Les « cuisiniers » acteurs extérieurs n’ont pas réalisé les répercussions que leur proposition allait engendrer sur la scène interne et n’en ont pas anticipé les interférences avec leur dessein. L’agitation de la phase transitoire et la diminution des ressources financières étrangères avaient déjà gravement affaibli les membres du pouvoir. Cet affaiblissement, que les mouvements de protestation populaire avaient révélé au grand jour, les avait par ailleurs poussés à une voracité et à une insolence accrues dans l’accaparement de bénéfices de plus en plus importants à partir d’un gâteau qui se réduisait.

Ces développements ont sérieusement dérangé le Courant patriotique libre (CPL) et les Forces libanaises (FL) qui occupent une place marginale dans la structure du pouvoir et qui, de par leur position aux franges du système de pouvoir, subissent le discrédit qui les touche sans bénéficier réellement de ses avantages. Les FL avaient renoncé à participer au gouvernement de Salam et le CPL s’est efforcé de se démarquer des partenaires classiques du pouvoir lors des manifestations de l’été 2015, face aux scandales des déchets.

Dès que les prémices du revirement « étranger » ont commencé à se manifester, le ressentiment des nouveaux venus sur la scène du pouvoir, encore en situation de faiblesse, notamment les Forces libanaise et le Courant patriotique libre, s’est exacerbé ; la cooptation de Soleiman Frangieh ne les avait pas seulement pris par surprise mais leur paraissait aussi injustifiée : sa base populaire, en particulier auprès de la communauté maronite, était bien plus étroite que la leur et de plus sa proximité avec le président syrien était excessive.

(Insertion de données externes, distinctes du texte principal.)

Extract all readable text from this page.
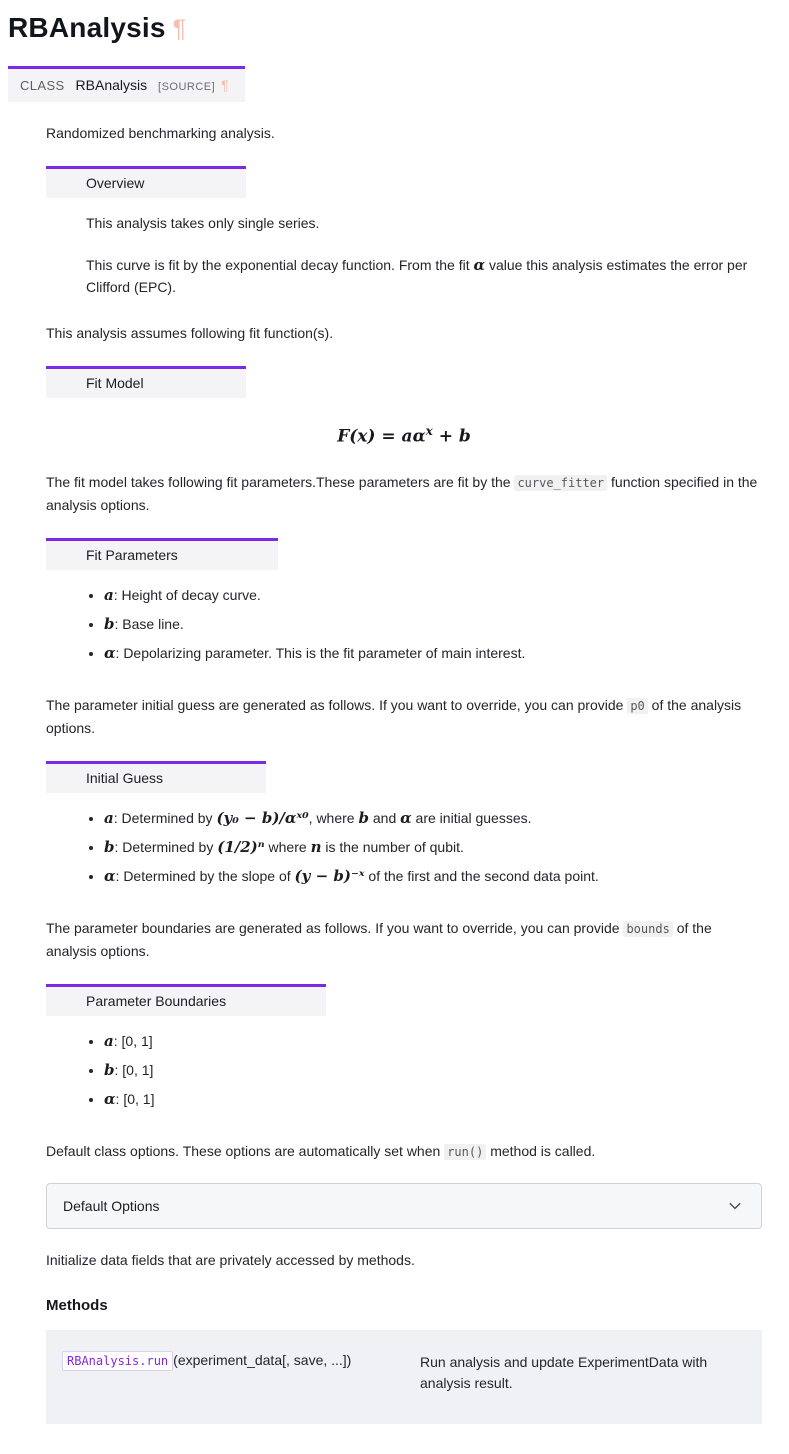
RBAnalysis ¶
CLASS RBAnalysis [SOURCE] ¶

Randomized benchmarking analysis.

Overview

This analysis takes only single series.

This curve is fit by the exponential decay function. From the fit α value this analysis estimates the error per Clifford (EPC).

This analysis assumes following fit function(s).

Fit Model
$F(x) = a\alpha^x + b$

The fit model takes following fit parameters.These parameters are fit by the curve_fitter function specified in the analysis options.

Fit Parameters
• a: Height of decay curve.
• b: Base line.
• α: Depolarizing parameter. This is the fit parameter of main interest.

The parameter initial guess are generated as follows. If you want to override, you can provide p0 of the analysis options.

Initial Guess
• a: Determined by (y₀ − b)/αˣ⁰, where b and α are initial guesses.
• b: Determined by (1/2)ⁿ where n is the number of qubit.
• α: Determined by the slope of (y − b)⁻ˣ of the first and the second data point.

The parameter boundaries are generated as follows. If you want to override, you can provide bounds of the analysis options.

Parameter Boundaries
• a: [0, 1]
• b: [0, 1]
• α: [0, 1]

Default class options. These options are automatically set when run() method is called.

Default Options

Initialize data fields that are privately accessed by methods.

Methods
RBAnalysis.run (experiment_data[, save, ...])	Run analysis and update ExperimentData with analysis result.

Le revirement externe a aussi embarrassé le Hezbollah, d’abord du fait de sa promesse d’appuyer le Général Aoun, à un moment où le parti est particulièrement soucieux de préserver sa crédibilité envers son public et ses combattants, et ensuite du fait du besoin qu’il éprouve de préserver l’appui le plus large au Liban pour éviter de se retrouver isolé dans les limites de la communauté chiite, au moment où il mène les affrontements les plus violents sur la scène syrienne. Tout cela alors que le parti, en raison de son rôle sur la scène régionale, dispose d’un poids relatif auprès de l’Iran qui dépasse de loin celui des autres parties auprès de leurs sponsors respectifs ainsi que d’un poids majeur sur la scène syrienne et envers le président Bachar El Assad.

La « feuille d’intentions » entre le Courant patriotique libre et les Forces libanaises a constitué un premier pas pour faire face à l’aggravation du déséquilibre interne du pouvoir ; elle a été concomitante des préparatifs de l’arrangement régional. Mais la nomination de Frangieh a fait passer l’accord du stade de la symbolique et de l’apaisement des troupes à celui de l’alliance, car les deux partis ont pris conscience de leur mise à l’écart du nouvel arrangement, à un moment où le renforcement de la confessionnalisation du système les poussait à juger que la part des « maronites » ne pouvait être confiée à Frangieh, considéré comme partenaire de la structure traditionnelle et acteur secondaire au sein de la communauté. D’où l’annonce par Geagea de son adoption de la nomination de Michel Aoun en Janvier 2016.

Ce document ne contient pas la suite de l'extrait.